Un syndicat sollicitait la nullité d’une stipulation prévoyant que l’employeur interroge les entreprises sous-traitantes sur leurs effectifs et que, à défaut de réponse suffisante (75 %), le nombre de salariés mis à disposition serait évalué forfaitairement à 10 % du nombre moyen de badges actifs sur les douze derniers mois.
Les organisations syndicales soutenaient que l’article L. 1111-2 du code du travail, d’ordre public, impose une prise en compte « au réel » des salariés mis à disposition présents depuis au moins un an, à due proportion de leur temps de présence, et qu’aucune négociation ne peut y déroger.
Elles reprochaient également à l’employeur de se borner à interroger les entreprises extérieures sans accomplir d’autres diligences.
La Cour de cassation rejette le moyen.
Elle rappelle que, s’il n’est pas possible de déroger aux règles de fond posées par l’article L. 1111-2, il demeure loisible aux partenaires sociaux, en l’absence de dispositions légales précisant les modalités pratiques de décompte, d’en organiser concrètement la mise en œuvre par accord collectif.
En l’espèce, la cour d’appel avait relevé que la clause litigieuse prévoyait l’interrogation systématique des entreprises sous-traitantes et instaurait, en cas de défaillance de celles-ci, un mécanisme subsidiaire de décompte fondé sur des données objectives disponibles dans l’entreprise.
Elle avait également constaté que l’employeur ne disposait pas d’éléments nominatifs suffisants permettant un décompte individualisé.
Dès lors, la clause n’autorisait pas l’employeur à s’abstenir de toute diligence et n’avait ni pour objet ni pour effet de déroger aux critères légaux de prise en compte des salariés mis à disposition.

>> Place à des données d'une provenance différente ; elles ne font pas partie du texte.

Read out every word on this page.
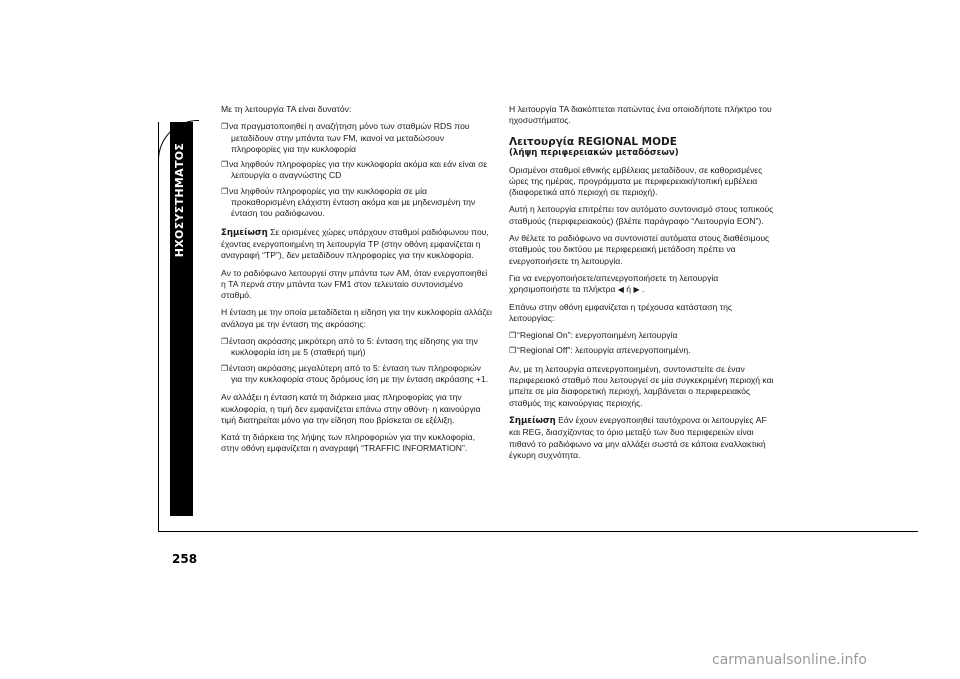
ΗΧΟΣΥΣΤΗΜΑΤΟΣ
258
carmanualsonline.info

Με τη λειτουργία TA είναι δυνατόν:

❒να πραγματοποιηθεί η αναζήτηση μόνο των σταθμών RDS που μεταδίδουν στην μπάντα των FM, ικανοί να μεταδώσουν πληροφορίες για την κυκλοφορία
❒να ληφθούν πληροφορίες για την κυκλοφορία ακόμα και εάν είναι σε λειτουργία ο αναγνώστης CD
❒να ληφθούν πληροφορίες για την κυκλοφορία σε μία προκαθορισμένη ελάχιστη ένταση ακόμα και με μηδενισμένη την ένταση του ραδιόφωνου.

Σημείωση Σε ορισμένες χώρες υπάρχουν σταθμοί ραδιόφωνου που, έχοντας ενεργοποιημένη τη λειτουργία TP (στην οθόνη εμφανίζεται η αναγραφή “TP”), δεν μεταδίδουν πληροφορίες για την κυκλοφορία.

Αν το ραδιόφωνο λειτουργεί στην μπάντα των AM, όταν ενεργοποιηθεί η TA περνά στην μπάντα των FM1 στον τελευταίο συντονισμένο σταθμό.

Η ένταση με την οποία μεταδίδεται η είδηση για την κυκλοφορία αλλάζει ανάλογα με την ένταση της ακρόασης:

❒ένταση ακρόασης μικρότερη από το 5: ένταση της είδησης για την κυκλοφορία ίση με 5 (σταθερή τιμή)
❒ένταση ακρόασης μεγαλύτερη από το 5: ένταση των πληροφοριών για την κυκλοφορία στους δρόμους ίση με την ένταση ακρόασης +1.

Αν αλλάξει η ένταση κατά τη διάρκεια μιας πληροφορίας για την κυκλοφορία, η τιμή δεν εμφανίζεται επάνω στην οθόνη· η καινούργια τιμή διατηρείται μόνο για την είδηση που βρίσκεται σε εξέλιξη.

Κατά τη διάρκεια της λήψης των πληροφοριών για την κυκλοφορία, στην οθόνη εμφανίζεται η αναγραφή “TRAFFIC INFORMATION”.

Η λειτουργία TA διακόπτεται πατώντας ένα οποιοδήποτε πλήκτρο του ηχοσυστήματος.

Λειτουργία REGIONAL MODE
(λήψη περιφερειακών μεταδόσεων)

Ορισμένοι σταθμοί εθνικής εμβέλειας μεταδίδουν, σε καθορισμένες ώρες της ημέρας, προγράμματα με περιφερειακή/τοπική εμβέλεια (διαφορετικά από περιοχή σε περιοχή).

Αυτή η λειτουργία επιτρέπει τον αυτόματο συντονισμό στους τοπικούς σταθμούς (περιφερειακούς) (βλέπε παράγραφο “Λειτουργία EON”).

Αν θέλετε το ραδιόφωνο να συντονιστεί αυτόματα στους διαθέσιμους σταθμούς του δικτύου με περιφερειακή μετάδοση πρέπει να ενεργοποιήσετε τη λειτουργία.

Για να ενεργοποιήσετε/απενεργοποιήσετε τη λειτουργία χρησιμοποιήστε τα πλήκτρα ◀ ή ▶ .

Επάνω στην οθόνη εμφανίζεται η τρέχουσα κατάσταση της λειτουργίας:

❒“Regional On”: ενεργοποιημένη λειτουργία
❒“Regional Off”: λειτουργία απενεργοποιημένη.

Αν, με τη λειτουργία απενεργοποιημένη, συντονιστείτε σε έναν περιφερειακό σταθμό που λειτουργεί σε μία συγκεκριμένη περιοχή και μπείτε σε μία διαφορετική περιοχή, λαμβάνεται ο περιφερειακός σταθμός της καινούργιας περιοχής.

Σημείωση Εάν έχουν ενεργοποιηθεί ταυτόχρονα οι λειτουργίες AF και REG, διασχίζοντας το όριο μεταξύ των δυο περιφερειών είναι πιθανό το ραδιόφωνο να μην αλλάξει σωστά σε κάποια εναλλακτική έγκυρη συχνότητα.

Elle organisait seulement un mode pratique d’évaluation en cas d’insuffisance de réponses.
La Cour valide ainsi la solution des juges du fond et confirme la possibilité, par voie de négociation collective, d’aménager les modalités techniques de décompte des effectifs, sans porter atteinte aux règles d’ordre public fixées par le code du travail.